Why Use R? - Page 4
Connections With R
So far the tools I've mentioned have been focused on the database portion of the problem -- gathering the data and performing some queries. This is a very important part of the Big Data process (if there is such a thing), but it's not everything. You must take the results of the queries and perform some computations, usually statistical, on them such as, what is the average age of people buying a certain product in the middle of Kansas? What was the weather like when most socks were purchased (e.g., temperature, humidity and cloudiness all being factors)? What section of a genome is the most common between people in Texas and people in Germany? Answering questions like these takes analytical computations. Moreover, much of this computation is statistical in nature (i.e., heavily math oriented).
Without much of a doubt, the most popular statistical analysis package is called R. R is really a programming language and environment. It is particularly focused at statistical analysis. To add to the previous discussion of R, it has a wide variety of built-in capabilities, including linear and non-linear modeling, a huge library of classical statistical tests, time-series analysis, classification, clustering and a number of other analysis techniques. It also has a very good graphical capability, allowing you to visualize the results. R is an interpreted language, which means that you can run it interactively or write scripts that R processes. It is also very extensible allowing you to write code in C, C++, Fortran, R itself or even Java.
For much of Big Data's existence, R has been adopted as the lingua franca for analysis, and the integration between R and database tools is a bit bumpy but getting smoother. A number of the tools mentioned in this article series have been integrated with R or have articles explaining how to get R and that tool to interact. Since this is an important topic, I have a list of links below giving a few pointers, but basically, if you Google for "R+[tool]" where [tool] is the tool you are interested in, you will likely find something.
- Column Stores
Key-Value Store/Tuple Store + R
- CouchDB + R
MongoDB + R
Terrastore + R
- Article about Teradata add-on package for R
But R isn't the only analytical tool available or used. Matlab is also a commonly used tool. There are some connections between Matlab and some of the databases. There are also some connections with SciPy, which is a scientific tool built with Python. A number of tools can also integrate with Python, so integration with SciPy is trivial.
Just a quick comment about programming languages for Big Data. If you look through a number of the tools mentioned, including Hadoop, you will see that the most common language is Java. Hadoop itself is written in Java, and a number of the database tools are either written in Java or have Java connectors. Some people view this as a benefit, while others view it as an issue. After Java, the most popular programming languages are C or C++ and Python.

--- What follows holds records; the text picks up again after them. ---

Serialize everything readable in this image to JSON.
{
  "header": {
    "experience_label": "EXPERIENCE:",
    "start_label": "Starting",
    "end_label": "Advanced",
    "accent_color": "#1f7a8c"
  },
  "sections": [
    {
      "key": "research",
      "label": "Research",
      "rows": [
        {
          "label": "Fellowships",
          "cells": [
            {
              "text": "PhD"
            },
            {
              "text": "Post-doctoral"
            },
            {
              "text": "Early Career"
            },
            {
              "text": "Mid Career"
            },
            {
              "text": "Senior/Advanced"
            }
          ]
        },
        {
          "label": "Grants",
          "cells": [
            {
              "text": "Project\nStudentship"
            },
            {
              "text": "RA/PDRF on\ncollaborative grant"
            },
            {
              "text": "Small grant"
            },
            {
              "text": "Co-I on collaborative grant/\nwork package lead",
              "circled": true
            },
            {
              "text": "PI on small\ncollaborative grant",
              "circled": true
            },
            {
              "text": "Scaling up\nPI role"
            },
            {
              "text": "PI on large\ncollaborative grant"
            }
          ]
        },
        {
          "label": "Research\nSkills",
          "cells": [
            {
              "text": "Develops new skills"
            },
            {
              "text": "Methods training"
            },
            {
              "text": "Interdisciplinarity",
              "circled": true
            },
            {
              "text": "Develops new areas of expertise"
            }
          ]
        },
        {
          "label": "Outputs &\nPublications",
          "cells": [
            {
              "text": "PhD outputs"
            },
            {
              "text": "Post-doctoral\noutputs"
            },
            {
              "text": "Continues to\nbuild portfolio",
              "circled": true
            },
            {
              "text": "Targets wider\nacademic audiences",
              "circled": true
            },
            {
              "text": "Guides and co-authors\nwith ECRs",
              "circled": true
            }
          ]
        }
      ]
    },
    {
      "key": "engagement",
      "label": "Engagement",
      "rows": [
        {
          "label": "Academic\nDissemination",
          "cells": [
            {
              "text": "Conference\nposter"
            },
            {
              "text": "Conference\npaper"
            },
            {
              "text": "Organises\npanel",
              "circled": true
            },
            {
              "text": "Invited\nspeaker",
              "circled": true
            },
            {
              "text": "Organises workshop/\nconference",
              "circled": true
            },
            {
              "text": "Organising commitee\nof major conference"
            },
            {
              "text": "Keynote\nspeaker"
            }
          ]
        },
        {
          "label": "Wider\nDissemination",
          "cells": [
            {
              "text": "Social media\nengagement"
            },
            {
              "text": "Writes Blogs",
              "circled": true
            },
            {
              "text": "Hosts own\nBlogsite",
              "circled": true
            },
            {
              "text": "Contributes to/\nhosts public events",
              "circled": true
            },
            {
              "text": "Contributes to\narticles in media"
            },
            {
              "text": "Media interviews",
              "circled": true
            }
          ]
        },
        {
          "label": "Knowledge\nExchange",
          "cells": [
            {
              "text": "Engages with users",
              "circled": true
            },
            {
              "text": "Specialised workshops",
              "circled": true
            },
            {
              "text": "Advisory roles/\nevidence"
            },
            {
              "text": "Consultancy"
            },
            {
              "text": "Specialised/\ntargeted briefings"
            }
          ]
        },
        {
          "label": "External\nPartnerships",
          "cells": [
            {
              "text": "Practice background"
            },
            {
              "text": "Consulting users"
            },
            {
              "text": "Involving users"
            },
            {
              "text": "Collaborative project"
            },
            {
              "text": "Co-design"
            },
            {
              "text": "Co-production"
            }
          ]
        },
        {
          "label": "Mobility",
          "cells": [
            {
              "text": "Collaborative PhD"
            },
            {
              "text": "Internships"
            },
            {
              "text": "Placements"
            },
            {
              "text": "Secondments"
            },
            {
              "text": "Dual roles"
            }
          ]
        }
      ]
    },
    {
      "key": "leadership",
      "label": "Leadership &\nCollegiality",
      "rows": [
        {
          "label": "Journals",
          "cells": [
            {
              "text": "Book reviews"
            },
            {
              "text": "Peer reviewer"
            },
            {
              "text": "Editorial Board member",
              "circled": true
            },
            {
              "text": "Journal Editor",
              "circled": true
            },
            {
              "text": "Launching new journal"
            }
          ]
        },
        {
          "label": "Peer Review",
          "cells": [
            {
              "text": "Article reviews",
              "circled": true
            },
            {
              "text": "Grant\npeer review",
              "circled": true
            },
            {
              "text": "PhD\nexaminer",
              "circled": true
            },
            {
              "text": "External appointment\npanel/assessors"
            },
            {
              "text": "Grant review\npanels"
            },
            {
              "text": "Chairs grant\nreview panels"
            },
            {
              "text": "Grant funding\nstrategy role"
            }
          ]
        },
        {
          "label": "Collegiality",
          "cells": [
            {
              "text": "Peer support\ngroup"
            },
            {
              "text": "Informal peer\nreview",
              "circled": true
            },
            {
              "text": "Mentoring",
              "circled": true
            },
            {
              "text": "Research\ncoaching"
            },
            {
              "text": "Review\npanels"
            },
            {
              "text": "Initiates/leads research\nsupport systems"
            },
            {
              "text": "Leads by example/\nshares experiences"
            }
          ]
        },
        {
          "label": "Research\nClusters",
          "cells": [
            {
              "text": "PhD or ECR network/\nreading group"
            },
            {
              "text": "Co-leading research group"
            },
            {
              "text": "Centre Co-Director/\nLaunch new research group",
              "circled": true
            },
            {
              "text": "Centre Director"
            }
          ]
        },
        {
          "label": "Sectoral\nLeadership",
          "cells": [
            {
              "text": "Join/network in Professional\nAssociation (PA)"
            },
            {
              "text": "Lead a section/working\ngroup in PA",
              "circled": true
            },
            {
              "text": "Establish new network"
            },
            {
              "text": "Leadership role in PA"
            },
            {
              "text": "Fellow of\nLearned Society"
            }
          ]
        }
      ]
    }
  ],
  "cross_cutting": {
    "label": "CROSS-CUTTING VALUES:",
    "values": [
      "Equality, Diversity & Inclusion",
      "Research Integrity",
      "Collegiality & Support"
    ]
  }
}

All of these tools are really useful for analyzing data and can be used to convert data into information. However, one feature that is missing is good visualization tools. How do you visualize the information you create from the data? How do you visually tell which information is important and which isn't? How do you present this information easily? How do you visualize information that has more than three dimensions or three variables? These are very important topics that must be addressed in the industry.
Whether you realize it or not, visualization can have an impact on storage and data access. Do you store the information or data within the database tool or somewhere else? How can you recall the information and then process it for visualization? Questions such as these impact the design of your storage solution and its performance. Don't take storage lightly.